Andre Loesekrug-Pietri, CEO of A Capital Asia, Fosun’s financial advisor and co-investor in the Club Med deal, speaks of a “new model” of Chinese outbound investment, where the Chinese investor makes a minority investment, is “the key to open a Chinese door” – in this case, the door to the Chinese market for luxury travel. “Chinese outbound investment is seen as a bit of a hot potato: maybe this will be seen as a kind of investment that is acceptable for foreign companies. It certainly has been very well received in France.”

Club Med thinks that within five years, it can fit 200,000 Chinese people through that door every year, by which time Chinese tourists will be its second largest customer base. Club Med expects 30,000 Chinese visitors to its global resorts this year.

Of course, readers over age five may be baffled by the notion that Club Med stands for luxury travel: Butlins with a dash of Desperate Housewives, more like it – after 60 years in business, every European has a Club Med cliché tucked away in his memory.

But in recent years Club Med has refocused the brand on exclusive resorts for upmarket customers – the kind of people with money to burn in China – and selling that image in China, where there are few pre-conceived notions about the brand, may not be all that hard.

Consumer surveys done by Rein’s group show that three quarters of middle and upper income Chinese plan to take one “family” trip every year, often with the grandparents. They may take more trips with the wife or the whatever, for shopping or for romance: but one trip per year is dedicated to the only child, says Rein.

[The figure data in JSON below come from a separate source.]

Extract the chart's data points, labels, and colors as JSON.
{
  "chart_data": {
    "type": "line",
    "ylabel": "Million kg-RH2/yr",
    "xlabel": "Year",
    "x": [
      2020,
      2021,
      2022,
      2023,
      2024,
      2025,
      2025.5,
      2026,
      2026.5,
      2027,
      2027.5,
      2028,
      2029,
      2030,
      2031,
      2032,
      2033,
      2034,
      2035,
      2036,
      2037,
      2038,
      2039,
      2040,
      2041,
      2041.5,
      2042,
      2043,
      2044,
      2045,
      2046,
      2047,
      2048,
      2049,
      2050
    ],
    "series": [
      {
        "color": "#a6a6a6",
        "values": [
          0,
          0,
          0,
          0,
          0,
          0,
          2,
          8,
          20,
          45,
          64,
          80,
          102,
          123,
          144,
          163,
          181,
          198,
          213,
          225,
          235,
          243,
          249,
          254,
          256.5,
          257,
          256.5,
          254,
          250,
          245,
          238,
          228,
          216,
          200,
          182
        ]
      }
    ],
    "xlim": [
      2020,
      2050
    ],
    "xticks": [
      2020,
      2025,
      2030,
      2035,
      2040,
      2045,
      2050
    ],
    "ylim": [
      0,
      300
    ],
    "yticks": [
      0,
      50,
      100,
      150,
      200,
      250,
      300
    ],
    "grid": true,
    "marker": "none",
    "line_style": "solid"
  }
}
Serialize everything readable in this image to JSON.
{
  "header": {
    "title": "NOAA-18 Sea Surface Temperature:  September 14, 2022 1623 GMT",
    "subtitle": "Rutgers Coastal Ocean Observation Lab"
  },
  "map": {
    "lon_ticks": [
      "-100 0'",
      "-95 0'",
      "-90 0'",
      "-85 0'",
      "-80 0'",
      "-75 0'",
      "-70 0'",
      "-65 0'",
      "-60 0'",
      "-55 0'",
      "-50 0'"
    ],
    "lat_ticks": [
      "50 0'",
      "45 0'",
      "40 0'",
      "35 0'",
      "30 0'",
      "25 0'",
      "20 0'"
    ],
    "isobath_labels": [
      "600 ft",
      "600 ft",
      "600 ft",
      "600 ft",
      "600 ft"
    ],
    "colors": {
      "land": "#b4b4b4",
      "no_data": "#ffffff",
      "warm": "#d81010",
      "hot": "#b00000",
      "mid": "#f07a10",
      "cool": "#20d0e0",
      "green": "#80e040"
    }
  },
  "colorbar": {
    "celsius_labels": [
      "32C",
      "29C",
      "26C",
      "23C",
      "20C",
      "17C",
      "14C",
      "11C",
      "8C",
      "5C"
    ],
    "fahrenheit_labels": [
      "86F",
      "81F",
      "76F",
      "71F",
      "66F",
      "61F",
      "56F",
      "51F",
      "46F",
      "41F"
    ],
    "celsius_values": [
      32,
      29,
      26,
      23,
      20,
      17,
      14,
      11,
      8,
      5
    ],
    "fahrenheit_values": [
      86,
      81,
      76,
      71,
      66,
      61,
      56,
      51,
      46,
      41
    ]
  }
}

According to Pietri, that is the niche Club Med aims to fill, with luxury holidays that appeal to kids – an untapped market in China where tourist activities for children are painfully scarce. With its famous “tables of 8” concept, there should be just enough room at Club Med for the new Chinese extended family: four doting grandparents, two indulgent parents and one spoiled child. Just enough room for one Club Med “GO” (those relentlessly cheerful Club Med staff known as Gentils Organisateurs) to make sure the family survives the holiday!